THE BBQ BRETHREN FORUMS

Welcome to The BBQ Brethren Community. Register a free account today to become a member and see all our content. Once signed in, you'll be able to participate on this site by adding your own topics and posts, as well as connect with other members through your own private inbox!

F

Fletch711

Guest
This is more a timing question than a cooking time question.

As the 4th is approaching, my wife wants me to cook the usual Boston Butt on my smoker. That I can do, but I have always timed the final product within a few hours of the desired serving time.

My question is:

Can I prepare my Boston Butts as usual and foil wrap and towel into a cooler until serving time? If so what's the max amount of time to let them rest in a cooler and/or would I be better off leaving them in an oven on the lowest setting and wrapped in foil?


thanks for any answers.

-- Fletch
 
If you pre-warm the cooler, wrap properly and fill in all the voids within the cooler. Up to six hours works. The more meat you have in there the better.
 
I've seen 24 butts hold in a packed cooler for 7 hours and the last two we pulled out were still around 165 IT and too hot to touch.

As said, prewarm the cooler with some hot water, then double wrap your butts with foil, put in a cooler just big enough (if you have different sizes). I've used a 6-pack cooler for a single butt, a 12-pack cooler for 2-3 and a "regular" sized cooler for a couple of briskets, 3-4 butts and chickens. If your cooler is bigger than the butts, just fill the extra space with blankets or towels to help with insulation.

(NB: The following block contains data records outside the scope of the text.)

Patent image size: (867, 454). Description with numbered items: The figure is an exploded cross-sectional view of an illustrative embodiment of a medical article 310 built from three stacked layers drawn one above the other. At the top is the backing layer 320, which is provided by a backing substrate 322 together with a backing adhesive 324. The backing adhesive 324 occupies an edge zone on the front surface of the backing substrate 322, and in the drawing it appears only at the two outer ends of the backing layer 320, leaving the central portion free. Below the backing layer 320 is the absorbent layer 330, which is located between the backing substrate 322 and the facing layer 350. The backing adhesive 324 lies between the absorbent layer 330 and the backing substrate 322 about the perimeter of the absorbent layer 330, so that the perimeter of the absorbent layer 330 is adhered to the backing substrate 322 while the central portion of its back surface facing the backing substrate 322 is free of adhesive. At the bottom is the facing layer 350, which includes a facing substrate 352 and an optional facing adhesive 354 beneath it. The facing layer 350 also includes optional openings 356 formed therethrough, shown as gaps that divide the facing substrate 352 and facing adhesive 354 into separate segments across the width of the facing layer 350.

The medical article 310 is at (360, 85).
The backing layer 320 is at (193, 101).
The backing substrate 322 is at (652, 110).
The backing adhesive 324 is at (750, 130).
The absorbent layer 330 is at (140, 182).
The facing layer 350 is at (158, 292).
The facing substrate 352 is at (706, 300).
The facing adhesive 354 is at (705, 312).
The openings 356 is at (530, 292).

HOURS later, the steam that comes out when you lift the lid will fog your eyeballs!
 
Hey Fletch,

When time is of the essence, I always cook the pork the day previous, pull it, cool it and then re heat when needed...maybe a slight cheat but it works!
 
Ditto on what everyone else said about the cooler. Only thing I'd add would be to be sure to only take the butts to around 190º before putting them in a warmed cooler. With carry-over heat, they'll easily continue cooking and raise an additional 7-10º. So, if you cook them to 200º before the cooler, you'll be left with mushy, overcooked pork after they set for a few hours in the cooler.
 
Thank you all. I'm only cooking 3 8lbers, but have a various coolers and blankets. That combined with typical New Orleans heat should help them keep overnight.

I was less worried about keeping them warm and toasty and more worried about going bad or God forbid having someone get sick from my BBQ.

Thanks.
 
How long is "overnight"? Sounds a bit on the long side. Different brands of coolers vary in their insulating capacity. Maybe you can stick a remote thermo in one of them, set to alarm if the temp falls below the safe zone?
 
I had two butts in a cooler that had three 2-liter bottles on the bottom filled with water heated to about 200 degrees. I wrapped the butts in foil, then in towels a couple layers thick and laid them on top of the 2-liters and filled the empty space with towels (you could use newspaper too). I had those in there for 8 hours and when I pulled them out they were still burning my hands hot when I opened them.